Wednesday, August 30, 2006

open rehearsal

The performances at the Baroque Opera workshop went very well -- I've been offered 3 gigs for next season as a result of my time there, so it was certainly a success in that department. :) I loved singing Dido and got lots of great compliments on my performance -- I hope to have the opportunity to sing the whole role sometime soon!

After a celebration with my colleagues on Sunday night, I went home to pack, and left for Union at 5:30 a.m. (yikes!) on Monday morning. Since then, we've been going full steam with rehearsals and final preparations for the concerts, which begin tonight (though my first performance isn't until Friday). Overall, I'm extremely impressed with how the festival is being run. The level of musicianship is extremely high all-around, and we're being very well taken care of. (I'll post pictures as soon as I have time to take some!)

Last night, the choir had a rehearsal for our final concert (a memorial concert on September 11th). The rehearsal was held at the local high school auditorium, and was open to the public. It was a brilliant idea on the part of the administrators. For the festival, it was great free publicity. There are 2 or 3 of these open rehearsals this week, and apparently ticket sales have gone through the roof as a result, which is fantastic. For the people who came, it was a chance to see the work in progress (we've hardly rehearsed this concert at all, so it was really still in progress!), and there was a question and answer period and a chance for a meet-and-greet afterward, which was lovely. In addition, each of the open rehearsals are benefitting a different non-profit in the community. Last night, Mason County Literacy was there, and they collected donations and had sign-up sheets for volunteers. So, it was great for the community as well. The community seems to be very involved in the festival -- in fact, 100% of the funding for the festival came from residents of Union and the surrounding area.
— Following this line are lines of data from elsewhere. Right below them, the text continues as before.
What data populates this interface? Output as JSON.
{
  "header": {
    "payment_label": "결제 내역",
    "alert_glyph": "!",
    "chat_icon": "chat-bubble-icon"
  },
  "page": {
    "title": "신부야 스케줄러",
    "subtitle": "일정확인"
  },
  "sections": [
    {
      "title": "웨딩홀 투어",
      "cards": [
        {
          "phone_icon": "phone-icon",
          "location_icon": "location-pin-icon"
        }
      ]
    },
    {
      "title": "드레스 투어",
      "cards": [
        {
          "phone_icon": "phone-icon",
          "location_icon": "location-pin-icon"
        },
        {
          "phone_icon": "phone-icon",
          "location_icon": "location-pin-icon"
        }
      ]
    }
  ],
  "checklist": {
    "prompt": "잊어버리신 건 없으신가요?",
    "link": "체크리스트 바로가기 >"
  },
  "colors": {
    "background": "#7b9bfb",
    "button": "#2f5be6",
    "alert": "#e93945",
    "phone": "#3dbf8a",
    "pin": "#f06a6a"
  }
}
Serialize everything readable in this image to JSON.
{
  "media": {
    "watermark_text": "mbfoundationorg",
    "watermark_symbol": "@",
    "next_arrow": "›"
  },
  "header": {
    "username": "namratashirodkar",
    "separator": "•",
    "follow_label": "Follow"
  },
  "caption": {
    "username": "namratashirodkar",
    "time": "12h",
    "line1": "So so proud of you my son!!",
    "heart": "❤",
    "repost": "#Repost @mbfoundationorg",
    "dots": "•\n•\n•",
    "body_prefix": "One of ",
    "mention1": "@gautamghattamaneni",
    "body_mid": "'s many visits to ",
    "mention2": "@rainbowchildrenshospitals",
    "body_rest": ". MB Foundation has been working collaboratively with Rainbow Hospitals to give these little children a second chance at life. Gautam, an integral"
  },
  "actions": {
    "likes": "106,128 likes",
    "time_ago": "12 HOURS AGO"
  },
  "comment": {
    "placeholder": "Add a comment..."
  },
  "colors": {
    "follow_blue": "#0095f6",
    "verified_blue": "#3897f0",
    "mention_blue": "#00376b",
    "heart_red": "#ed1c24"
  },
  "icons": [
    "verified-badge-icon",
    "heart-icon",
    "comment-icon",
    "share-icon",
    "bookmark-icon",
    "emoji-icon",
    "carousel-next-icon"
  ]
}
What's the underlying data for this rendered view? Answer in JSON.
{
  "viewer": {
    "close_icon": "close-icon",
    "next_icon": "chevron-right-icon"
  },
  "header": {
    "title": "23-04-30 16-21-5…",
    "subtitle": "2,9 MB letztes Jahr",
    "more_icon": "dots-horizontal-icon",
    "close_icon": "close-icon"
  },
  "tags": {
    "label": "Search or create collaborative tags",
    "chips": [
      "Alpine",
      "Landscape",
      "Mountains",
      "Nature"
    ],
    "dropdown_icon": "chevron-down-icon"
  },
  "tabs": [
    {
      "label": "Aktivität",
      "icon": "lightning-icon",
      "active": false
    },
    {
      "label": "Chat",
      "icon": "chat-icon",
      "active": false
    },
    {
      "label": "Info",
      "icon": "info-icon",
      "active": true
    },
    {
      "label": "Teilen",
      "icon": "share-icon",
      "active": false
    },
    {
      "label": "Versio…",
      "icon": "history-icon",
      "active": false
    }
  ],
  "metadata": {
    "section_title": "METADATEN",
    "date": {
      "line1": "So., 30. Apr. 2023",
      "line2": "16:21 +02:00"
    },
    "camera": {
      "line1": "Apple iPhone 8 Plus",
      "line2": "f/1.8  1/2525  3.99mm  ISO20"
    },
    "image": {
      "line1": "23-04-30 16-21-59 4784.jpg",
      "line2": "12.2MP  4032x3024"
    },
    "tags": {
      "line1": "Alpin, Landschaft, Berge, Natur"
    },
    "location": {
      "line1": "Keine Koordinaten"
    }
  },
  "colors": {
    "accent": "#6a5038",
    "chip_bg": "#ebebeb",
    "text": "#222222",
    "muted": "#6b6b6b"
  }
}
Amazing.

When I have time to think about it, I have lots of applications to fill out for audition season this year, but I need a couple days to settle in to a routine here before I dig in. Now, off to dinner and tonight's concert....

Wednesday, August 23, 2006

changing gears

This week has been a lesson for me in changing gears quickly, both in a larger sense (changing between opera and choral singing, and between music and the rest of life) and in the context of the workshop. I'm in three scenes this week, and they couldn't be more different. In Poppea, I'm playing two characters: Valetto and Nutrice. Valetto is a horny teenaged boy (think Cherubino). I'm singing a scene with the beautiful young Damigella, where I spend most of my time chasing her around the room. I've done the scene before, with the same partner, so putting it together was quick and easy, but we've had lots of help this week from our director Anna, who is a Baroque dance expert and choreographer, and the scene has really come to life. It ends with a beautiful duet, and the two of us being discovered in a compromising position and running from the room.

Nutrice is another story entirely. This is the role I will be playing in the full production of Poppea next February, so I was excited to get to work. The initial reaction from Stephen was that the role was too low for me, and he was right. The entirety of the role never goes above an a in the staff, and we're performing at A=415 this week (a full half-step lower than A=440, the modern accepted pitch). My scene happens with my queen, Ottavia, just after her gorgeous lament, "Disprezzata regina...". Stephen came up with a brilliant solution -- all of my lines have been transposed up a 5th, which puts the whole role in a great range for me and still works with Ottavia's part. This is one of the last scenes to be staged, and we had our first music and staging rehearsals on it today. After our initial run-through, Stephen asked if I would be willing to try it in more of a character voice. Of course I was willing to try, though I've never really done anything like that before, and I wasn't sure if I could. Apparently I can! I opened my mouth, and out came this nasal, cackling sound. Suddenly, the scene (which I had struggled a little with dramatically) made perfect sense to me, and judging by the reactions of the instrumentalists in the room, I think it was a success! The staging is equally fun, and I'm really looking forward to it.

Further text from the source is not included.